Here I’m just plotting height and width, of course. What we see is that painting size, when plotted on a logarithmic scale, forms a mostly continuous and normal distribution. Obviously we’re missing the `Area (cm sq)`

feature here, but judging by `Height (cm)`

and `Width (cm)`

it isn’t really obvious how many clusters there ought to be, nor where their boundaries are.

This is where K-Means can help us.

# Using K-Means

Implementing K-Means is super easy. First I’m going to isolate the features of interest–`Width (cm)`

, `Height (cm)`

, and `Area (cm sq)`

. Then I’ll run the clustering algorithm multiple times with varying numbers of clusters.

```
X = np.log10(paintings[['Width (cm)', 'Height (cm)', 'Area (cm sq)']])
# Cluster trying k = 1-10
k_values = []
inertia_values = []
for k in range(1, 11):
kmeans = KMeans(n_clusters=k, random_state=0).fit(X)
k_values.append(k)
inertia_values.append(kmeans.inertia_)
```

If we plot the result, we can see the inertia score (lower is better) as a function of the number of clusters.

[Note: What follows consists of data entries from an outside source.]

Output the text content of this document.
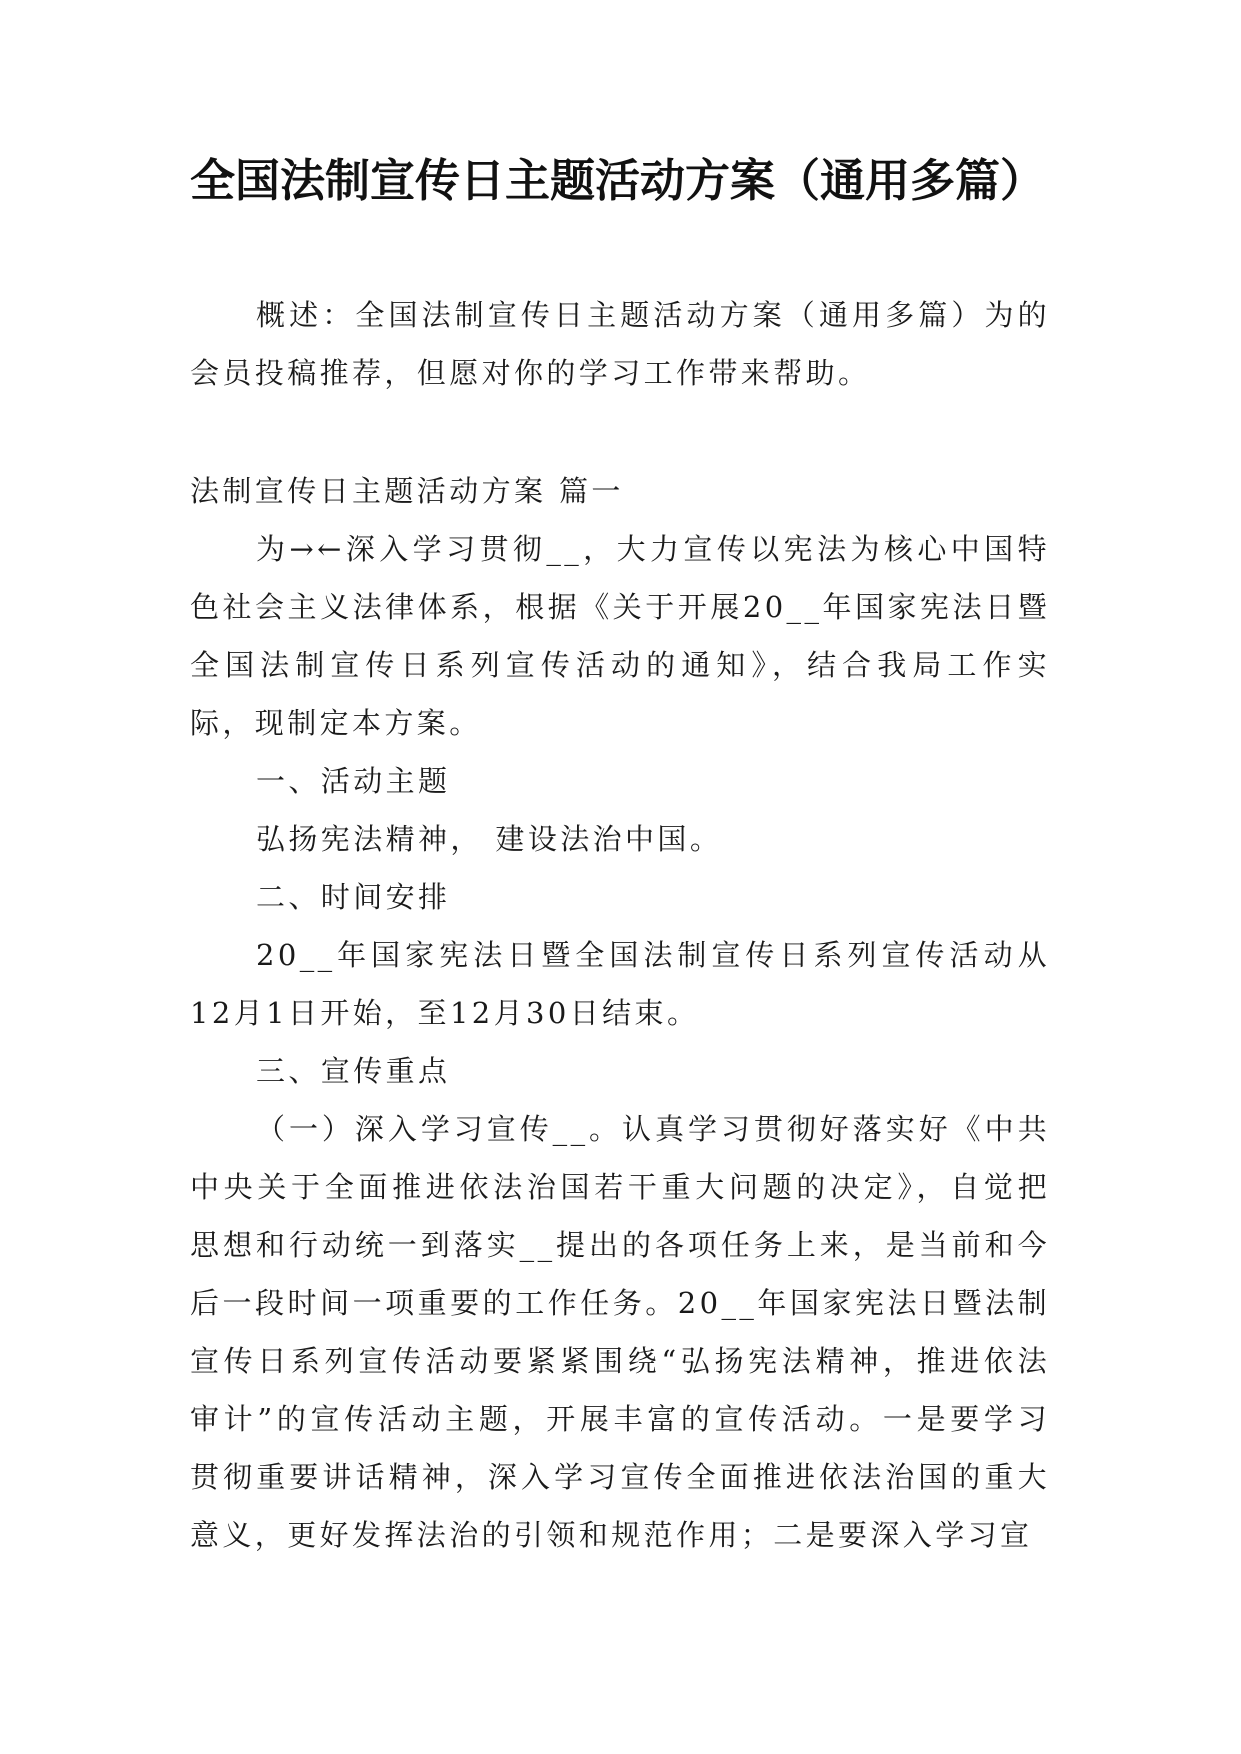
全国法制宣传日主题活动方案（通用多篇）

概述：全国法制宣传日主题活动方案（通用多篇）为的会员投稿推荐，但愿对你的学习工作带来帮助。

法制宣传日主题活动方案 篇一

为→←深入学习贯彻__，大力宣传以宪法为核心中国特色社会主义法律体系，根据《关于开展20__年国家宪法日暨全国法制宣传日系列宣传活动的通知》，结合我局工作实际，现制定本方案。

一、活动主题

弘扬宪法精神， 建设法治中国。

二、时间安排

20__年国家宪法日暨全国法制宣传日系列宣传活动从12月1日开始，至12月30日结束。

三、宣传重点

（一）深入学习宣传__。认真学习贯彻好落实好《中共中央关于全面推进依法治国若干重大问题的决定》，自觉把思想和行动统一到落实__提出的各项任务上来，是当前和今后一段时间一项重要的工作任务。20__年国家宪法日暨法制宣传日系列宣传活动要紧紧围绕“弘扬宪法精神，推进依法审计”的宣传活动主题，开展丰富的宣传活动。一是要学习贯彻重要讲话精神，深入学习宣传全面推进依法治国的重大意义，更好发挥法治的引领和规范作用；二是要深入学习宣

As to be expected, the fit improves as the number of clusters `k`

increases, but the rate of improvement decreases substantially after `k = 3`

clusters. Here’s the ‘elbow method’ in action. Turns out 3 clusters–small, medium, and large–fits the data pretty well, so we’ll stick with that.

# Visualizing the Result

Let’s have another look at the scatter plot (again, just width and height features), but with our new clusters colod-coded.

There you have it! Now we can use this new categorical feature that I’ve created to segment the data in new ways.